South African lawyer

Dumisa Buhle Ntsebeza (born 31 October 1949) is a South African lawyer and political activist. He was a member of the Truth and Reconciliation Commission.

Ntsebeza was born in Cala, Eastern Cape in the former Transkei. He is the chairman of the Desmond Tutu Peace Trust and a trustee of the Nelson Mandela Foundation. He was involved in the political struggle against apartheid in the mid-1970s, when he served time in prison during which he completed his law degree. Ntsebeza was appointed chancellor of the University of Fort Hare in January 2017.

==Career==

Ntsebeza has been in the practice of the law for over thirty years. He was an attorney for about 17 years.

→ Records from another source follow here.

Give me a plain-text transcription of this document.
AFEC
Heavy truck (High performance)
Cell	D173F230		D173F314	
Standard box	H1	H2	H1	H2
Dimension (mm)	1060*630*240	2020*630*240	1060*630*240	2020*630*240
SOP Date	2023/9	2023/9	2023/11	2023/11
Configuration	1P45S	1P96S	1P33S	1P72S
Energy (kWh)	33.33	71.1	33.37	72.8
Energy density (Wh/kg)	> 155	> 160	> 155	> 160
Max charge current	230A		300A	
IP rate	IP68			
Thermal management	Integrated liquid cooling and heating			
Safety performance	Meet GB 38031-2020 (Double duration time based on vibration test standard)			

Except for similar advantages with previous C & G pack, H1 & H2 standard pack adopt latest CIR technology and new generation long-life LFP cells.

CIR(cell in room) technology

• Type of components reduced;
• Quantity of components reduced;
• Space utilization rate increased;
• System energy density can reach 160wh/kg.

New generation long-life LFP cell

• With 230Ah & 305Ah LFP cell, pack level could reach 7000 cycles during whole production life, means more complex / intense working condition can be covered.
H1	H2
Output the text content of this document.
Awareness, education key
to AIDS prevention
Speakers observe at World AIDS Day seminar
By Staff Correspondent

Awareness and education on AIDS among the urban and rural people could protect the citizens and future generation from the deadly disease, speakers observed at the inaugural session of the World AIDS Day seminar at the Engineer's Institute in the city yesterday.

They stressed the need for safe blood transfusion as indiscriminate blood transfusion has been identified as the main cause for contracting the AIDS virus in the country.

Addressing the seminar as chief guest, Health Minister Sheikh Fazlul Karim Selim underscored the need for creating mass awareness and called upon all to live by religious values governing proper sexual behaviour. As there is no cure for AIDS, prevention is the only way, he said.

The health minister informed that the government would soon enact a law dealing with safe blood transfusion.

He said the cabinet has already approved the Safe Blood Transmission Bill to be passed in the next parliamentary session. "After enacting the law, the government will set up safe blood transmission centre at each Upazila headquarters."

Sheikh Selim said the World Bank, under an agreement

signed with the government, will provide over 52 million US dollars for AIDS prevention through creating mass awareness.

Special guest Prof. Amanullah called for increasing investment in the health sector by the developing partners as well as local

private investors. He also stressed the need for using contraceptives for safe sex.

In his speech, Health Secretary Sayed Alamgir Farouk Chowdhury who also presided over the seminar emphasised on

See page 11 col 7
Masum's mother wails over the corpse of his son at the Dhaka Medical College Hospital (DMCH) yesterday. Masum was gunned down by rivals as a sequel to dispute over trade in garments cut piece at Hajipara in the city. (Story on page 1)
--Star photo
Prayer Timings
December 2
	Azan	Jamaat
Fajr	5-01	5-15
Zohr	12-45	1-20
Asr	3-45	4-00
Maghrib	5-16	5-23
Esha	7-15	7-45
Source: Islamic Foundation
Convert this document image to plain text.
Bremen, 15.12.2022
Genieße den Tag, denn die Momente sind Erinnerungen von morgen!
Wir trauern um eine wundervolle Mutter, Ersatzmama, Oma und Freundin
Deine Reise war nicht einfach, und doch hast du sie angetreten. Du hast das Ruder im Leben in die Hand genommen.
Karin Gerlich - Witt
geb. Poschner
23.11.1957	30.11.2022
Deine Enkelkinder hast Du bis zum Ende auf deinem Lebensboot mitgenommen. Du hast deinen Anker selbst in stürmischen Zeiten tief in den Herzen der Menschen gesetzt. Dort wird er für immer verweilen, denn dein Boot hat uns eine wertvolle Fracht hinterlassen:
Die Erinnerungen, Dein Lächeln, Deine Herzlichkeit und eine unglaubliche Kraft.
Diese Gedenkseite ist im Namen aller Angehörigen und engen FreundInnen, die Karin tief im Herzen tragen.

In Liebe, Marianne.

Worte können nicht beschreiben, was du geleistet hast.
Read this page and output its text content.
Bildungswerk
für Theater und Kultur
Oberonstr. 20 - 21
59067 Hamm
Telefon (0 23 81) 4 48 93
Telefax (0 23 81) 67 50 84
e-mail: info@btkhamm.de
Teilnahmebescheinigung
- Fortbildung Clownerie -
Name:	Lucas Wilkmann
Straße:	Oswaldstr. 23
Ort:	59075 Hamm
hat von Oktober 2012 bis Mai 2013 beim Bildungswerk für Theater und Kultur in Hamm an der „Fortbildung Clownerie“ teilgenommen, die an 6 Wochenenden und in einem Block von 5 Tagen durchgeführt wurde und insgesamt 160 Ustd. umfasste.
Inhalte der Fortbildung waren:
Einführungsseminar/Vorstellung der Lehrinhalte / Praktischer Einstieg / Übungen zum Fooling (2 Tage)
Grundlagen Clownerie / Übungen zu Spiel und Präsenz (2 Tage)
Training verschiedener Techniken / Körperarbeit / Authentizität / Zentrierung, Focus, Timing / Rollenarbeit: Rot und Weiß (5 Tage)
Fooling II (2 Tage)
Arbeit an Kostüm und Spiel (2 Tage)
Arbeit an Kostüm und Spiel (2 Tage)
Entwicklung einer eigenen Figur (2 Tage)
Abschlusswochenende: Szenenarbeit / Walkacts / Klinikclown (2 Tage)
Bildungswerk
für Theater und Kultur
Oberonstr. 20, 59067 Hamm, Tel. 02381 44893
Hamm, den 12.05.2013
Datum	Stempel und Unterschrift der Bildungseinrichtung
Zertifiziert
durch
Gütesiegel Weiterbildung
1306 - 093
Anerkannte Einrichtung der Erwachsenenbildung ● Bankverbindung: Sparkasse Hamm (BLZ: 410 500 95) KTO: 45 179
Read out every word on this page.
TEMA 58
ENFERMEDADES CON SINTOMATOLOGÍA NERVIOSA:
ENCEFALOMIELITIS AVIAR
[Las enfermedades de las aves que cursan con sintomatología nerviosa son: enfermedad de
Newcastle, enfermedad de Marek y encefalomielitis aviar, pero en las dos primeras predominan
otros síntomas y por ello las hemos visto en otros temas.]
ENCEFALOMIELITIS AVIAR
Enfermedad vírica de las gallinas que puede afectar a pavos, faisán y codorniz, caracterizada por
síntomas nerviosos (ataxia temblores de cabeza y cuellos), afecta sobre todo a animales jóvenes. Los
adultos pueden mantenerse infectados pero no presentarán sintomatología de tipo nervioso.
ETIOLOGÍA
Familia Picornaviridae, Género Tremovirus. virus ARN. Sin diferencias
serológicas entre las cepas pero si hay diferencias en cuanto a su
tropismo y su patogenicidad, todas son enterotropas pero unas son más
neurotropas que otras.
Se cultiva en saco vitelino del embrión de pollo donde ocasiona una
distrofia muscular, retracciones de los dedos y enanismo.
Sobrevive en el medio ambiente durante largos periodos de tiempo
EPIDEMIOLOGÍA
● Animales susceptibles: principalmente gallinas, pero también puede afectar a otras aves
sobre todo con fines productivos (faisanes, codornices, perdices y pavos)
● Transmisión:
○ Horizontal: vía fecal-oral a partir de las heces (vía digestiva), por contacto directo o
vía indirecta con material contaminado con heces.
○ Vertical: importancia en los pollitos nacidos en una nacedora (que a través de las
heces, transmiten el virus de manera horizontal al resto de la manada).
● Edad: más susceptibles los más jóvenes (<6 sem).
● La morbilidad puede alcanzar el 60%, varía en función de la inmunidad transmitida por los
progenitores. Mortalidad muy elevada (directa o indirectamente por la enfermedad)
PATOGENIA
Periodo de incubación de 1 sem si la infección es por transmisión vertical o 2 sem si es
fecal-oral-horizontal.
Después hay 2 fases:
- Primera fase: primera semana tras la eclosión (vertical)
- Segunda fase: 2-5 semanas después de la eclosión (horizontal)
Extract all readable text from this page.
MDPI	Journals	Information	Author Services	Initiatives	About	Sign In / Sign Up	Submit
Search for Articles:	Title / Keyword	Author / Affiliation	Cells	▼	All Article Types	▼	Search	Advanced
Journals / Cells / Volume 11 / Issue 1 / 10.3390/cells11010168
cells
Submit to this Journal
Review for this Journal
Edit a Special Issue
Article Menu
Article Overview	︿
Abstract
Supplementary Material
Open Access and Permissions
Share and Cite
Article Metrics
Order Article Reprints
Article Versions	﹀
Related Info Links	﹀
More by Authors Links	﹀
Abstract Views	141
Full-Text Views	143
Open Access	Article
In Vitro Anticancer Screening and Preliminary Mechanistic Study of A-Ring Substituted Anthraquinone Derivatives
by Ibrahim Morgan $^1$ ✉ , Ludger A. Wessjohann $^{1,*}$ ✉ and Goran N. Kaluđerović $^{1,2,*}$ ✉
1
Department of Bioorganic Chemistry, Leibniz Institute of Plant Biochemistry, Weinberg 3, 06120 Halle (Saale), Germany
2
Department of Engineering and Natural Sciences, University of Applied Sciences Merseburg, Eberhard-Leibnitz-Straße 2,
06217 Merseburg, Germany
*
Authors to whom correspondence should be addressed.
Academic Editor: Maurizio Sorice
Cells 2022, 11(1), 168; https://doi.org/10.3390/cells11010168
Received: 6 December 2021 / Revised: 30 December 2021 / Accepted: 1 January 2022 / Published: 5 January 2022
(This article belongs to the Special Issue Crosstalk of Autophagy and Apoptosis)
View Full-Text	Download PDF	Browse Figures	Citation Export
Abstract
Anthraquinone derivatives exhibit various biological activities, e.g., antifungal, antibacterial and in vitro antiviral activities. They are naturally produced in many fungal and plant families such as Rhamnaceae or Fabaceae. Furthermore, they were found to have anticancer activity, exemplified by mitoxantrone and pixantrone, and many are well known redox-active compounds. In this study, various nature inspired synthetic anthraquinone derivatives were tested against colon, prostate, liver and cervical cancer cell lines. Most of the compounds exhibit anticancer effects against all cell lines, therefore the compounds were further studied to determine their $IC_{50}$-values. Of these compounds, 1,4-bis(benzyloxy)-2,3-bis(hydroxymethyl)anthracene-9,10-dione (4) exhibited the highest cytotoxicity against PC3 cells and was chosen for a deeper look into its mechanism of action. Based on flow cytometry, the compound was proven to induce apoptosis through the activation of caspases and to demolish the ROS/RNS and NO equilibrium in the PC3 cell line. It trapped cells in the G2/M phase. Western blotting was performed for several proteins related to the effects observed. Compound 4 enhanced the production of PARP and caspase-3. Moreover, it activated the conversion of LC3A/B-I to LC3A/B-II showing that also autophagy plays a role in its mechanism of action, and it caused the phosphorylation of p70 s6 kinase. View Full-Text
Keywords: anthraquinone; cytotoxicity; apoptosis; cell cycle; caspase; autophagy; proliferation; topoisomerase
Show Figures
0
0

From 1993 he taught the law of evidence and criminal law and from 1995, human rights law at Walter Sisulu University in Mthatha. He gave up teaching when he was appointed as one of the commissioners on the Truth and Reconciliation Commission from December 1995 to January 1999. In 2005, he became the first African to be conferred silk status in the history of the Cape Bar. He practices general law, including constitutional and administrative law, labour law, mining law and land law. He has chaired a number of disciplinary actions and presided on several arbitrations. He is a trained arbitrator and qualified commercial mediator. Ntsebeza has also sat as a judge in various divisions of the high court of South Africa.

==Family==
Professor Lungisile Ntsebeza is his brother.